By Anya Sczerzenie
Capital News Service
RICHMOND, Va. — A poll released this week by the Virginia Commonwealth University L. Douglas Wilder School of Government shows presidential candidate Joe Biden and U.S. Sen. Mark Warner leading by double-digit margins in the commonwealth.
The Richmond-based university conducted a telephone poll of just over 800 adults from Aug. 28 to Sept. 7.
The results show Democratic nominee Biden ahead of President Donald Trump by 14 percentage points (53% to 39%). Warner, a Democrat who has represented Virginia in Congress for more than a decade, is ahead of his Republican challenger Daniel Gade by 17 percentage points (55% to 38%). The poll had a margin of error of 5.17 percentage points for all adults sampled and 6.22 percentage points for likely voters.
Biden is leading in the Northern, South Central and Tidewater regions of the state, while Trump leads in Western and Northwestern Virginia.
Stephen Farnsworth, director at the Fredericksburg-based University of Mary Washington Center for Leadership and Media Studies, said that Trump’s message resonates with rural voters in the western part of the state.
“His focus on the message of Christian conservatives resonates well in rural areas,” Farnsworth said. “Trump has appointed politically conservative judges, and Christians have been well served by him.”
Farnsworth said that Trump tends to lose in suburban areas of Virginia such as Northern Virginia, where voters tend to be socially progressive but fiscally conservative.
The poll also provided insight into the demographics of Biden voters.
“Something that was interesting was the strength of women as an indicator of support for Biden,” said Farrah Stone, who directed the VCU poll.
Women were more likely to support Biden over Trump by 22 percentage points (58% to 36%). Men preferred Biden over Trump by five percentage points (47% to 42%). In July, a Wilder School poll found that men were more likely to say they would vote for Trump.
The poll also shows Biden’s nomination of Sen. Kamala Harris, D-Calif., as his running mate does not significantly affect his support among women or minorities.
“If you’re looking at Kamala Harris, there aren’t significant differences between whites and minorities, or men and women,” Stone said. “What was significant was whether you were a Democrat or Republican.”
Farnsworth said that vice presidential candidates often don’t change people’s votes, but they can help a candidate by increasing turnout among people who support the candidate but wouldn’t otherwise vote.

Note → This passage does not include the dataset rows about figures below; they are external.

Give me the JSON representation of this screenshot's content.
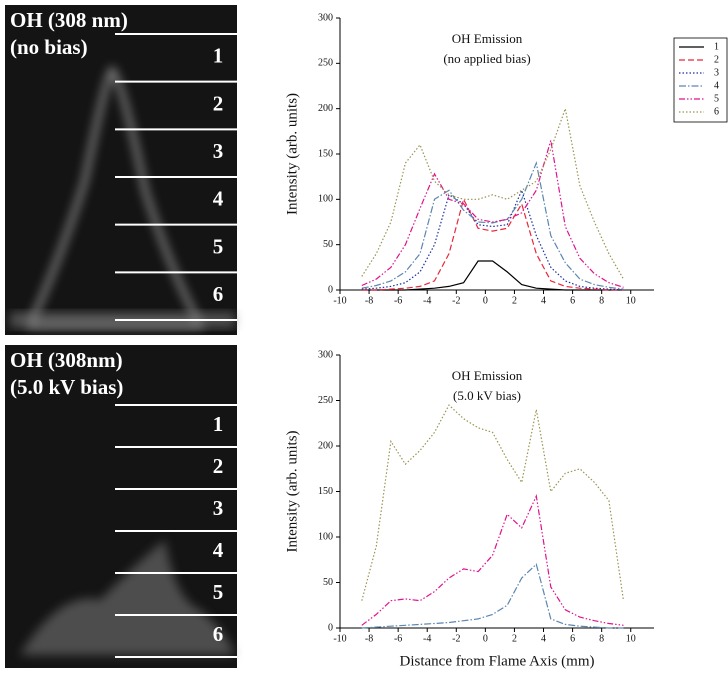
{
  "panels": [
    {
      "label_lines": [
        "OH (308 nm)",
        "(no bias)"
      ],
      "zones": [
        "1",
        "2",
        "3",
        "4",
        "5",
        "6"
      ]
    },
    {
      "label_lines": [
        "OH (308nm)",
        "(5.0 kV bias)"
      ],
      "zones": [
        "1",
        "2",
        "3",
        "4",
        "5",
        "6"
      ]
    }
  ],
  "chart_data": [
    {
      "type": "line",
      "title": "OH Emission",
      "subtitle": "(no applied bias)",
      "y_label": "Intensity (arb. units)",
      "x": [
        -8.5,
        -7.5,
        -6.5,
        -5.5,
        -4.5,
        -3.5,
        -2.5,
        -1.5,
        -0.5,
        0.5,
        1.5,
        2.5,
        3.5,
        4.5,
        5.5,
        6.5,
        7.5,
        8.5,
        9.5
      ],
      "xlim": [
        -10,
        11.6
      ],
      "xticks": [
        -10,
        -8,
        -6,
        -4,
        -2,
        0,
        2,
        4,
        6,
        8,
        10
      ],
      "ylim": [
        0,
        300
      ],
      "yticks": [
        0,
        50,
        100,
        150,
        200,
        250,
        300
      ],
      "legend": "outside-right",
      "series": [
        {
          "name": "1",
          "color": "#000000",
          "linestyle": "solid",
          "values": [
            0,
            0,
            0,
            0,
            1,
            2,
            4,
            8,
            32,
            32,
            20,
            6,
            2,
            1,
            0,
            0,
            0,
            0,
            0
          ]
        },
        {
          "name": "2",
          "color": "#e8283a",
          "linestyle": "dashed",
          "values": [
            0,
            0,
            1,
            2,
            4,
            10,
            40,
            100,
            68,
            65,
            68,
            95,
            40,
            10,
            4,
            2,
            1,
            0,
            0
          ]
        },
        {
          "name": "3",
          "color": "#1a2fa0",
          "linestyle": "dotted",
          "values": [
            1,
            2,
            4,
            8,
            20,
            50,
            105,
            95,
            72,
            70,
            72,
            110,
            60,
            25,
            10,
            4,
            2,
            1,
            0
          ]
        },
        {
          "name": "4",
          "color": "#5b86b0",
          "linestyle": "dashdot",
          "values": [
            2,
            5,
            10,
            20,
            40,
            100,
            110,
            88,
            75,
            74,
            78,
            100,
            140,
            60,
            30,
            12,
            6,
            3,
            1
          ]
        },
        {
          "name": "5",
          "color": "#e0138c",
          "linestyle": "dashdotdot",
          "values": [
            5,
            12,
            25,
            50,
            90,
            128,
            100,
            95,
            78,
            75,
            78,
            85,
            110,
            165,
            70,
            35,
            18,
            8,
            3
          ]
        },
        {
          "name": "6",
          "color": "#9a9450",
          "linestyle": "dotted",
          "values": [
            15,
            40,
            75,
            140,
            160,
            120,
            105,
            100,
            100,
            105,
            100,
            110,
            120,
            155,
            200,
            115,
            75,
            40,
            12
          ]
        }
      ]
    },
    {
      "type": "line",
      "title": "OH Emission",
      "subtitle": "(5.0 kV bias)",
      "y_label": "Intensity (arb. units)",
      "x_label": "Distance from Flame Axis (mm)",
      "x": [
        -8.5,
        -7.5,
        -6.5,
        -5.5,
        -4.5,
        -3.5,
        -2.5,
        -1.5,
        -0.5,
        0.5,
        1.5,
        2.5,
        3.5,
        4.5,
        5.5,
        6.5,
        7.5,
        8.5,
        9.5
      ],
      "xlim": [
        -10,
        11.6
      ],
      "xticks": [
        -10,
        -8,
        -6,
        -4,
        -2,
        0,
        2,
        4,
        6,
        8,
        10
      ],
      "ylim": [
        0,
        300
      ],
      "yticks": [
        0,
        50,
        100,
        150,
        200,
        250,
        300
      ],
      "series": [
        {
          "color": "#5b86b0",
          "linestyle": "dashdot",
          "values": [
            0,
            1,
            2,
            3,
            4,
            5,
            6,
            8,
            10,
            15,
            25,
            55,
            70,
            10,
            4,
            2,
            1,
            0,
            0
          ]
        },
        {
          "color": "#e0138c",
          "linestyle": "dashdotdot",
          "values": [
            3,
            15,
            30,
            32,
            30,
            40,
            55,
            65,
            62,
            80,
            125,
            110,
            145,
            45,
            20,
            12,
            8,
            5,
            3
          ]
        },
        {
          "color": "#9a9450",
          "linestyle": "dotted",
          "values": [
            30,
            90,
            205,
            180,
            195,
            215,
            245,
            230,
            220,
            215,
            185,
            160,
            240,
            150,
            170,
            175,
            160,
            140,
            30
          ]
        }
      ]
    }
  ]
}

“If Biden’s pick of Harris ramps up turnout among African American voters, then that was a smart decision by Biden,” Farnsworth said. “This election is largely frozen in place; there aren’t many voters who are undecided.”
Hillary Clinton secured a Democratic victory in the commonwealth during the last presidential race, beating Trump by over 212,000 votes. The 2016 turnout of registered voters was higher than in 2012, but lower than 2008, according to the Virginia Department of Elections.
The poll also asked voters about an issue that has recently come to the forefront of election news: the reliability of mail-in voting.
Virginians are split on whether mail-in voting is trustworthy. When combined, 50% of respondents are “somewhat or very confident” that mail-in votes will be accurately cast and counted, while a combined 48% are not too or not at all confident about the process. Trust in mail-in voting is affected by party affiliation, with a majority of Republicans finding it untrustworthy, according to the VCU poll.
“The differences are significant across party lines, which line up with voting and support for Trump,” Stone said.
Sixty-seven percent of Republicans said they were “not at all” or “not too” confident in the accuracy of mail-in ballots.
“Trump has tried to increase public doubts about mail-in voting,” Farnsworth said. “No previous candidates have emphasized mail-in voting this much, but it’s never been this significant before.”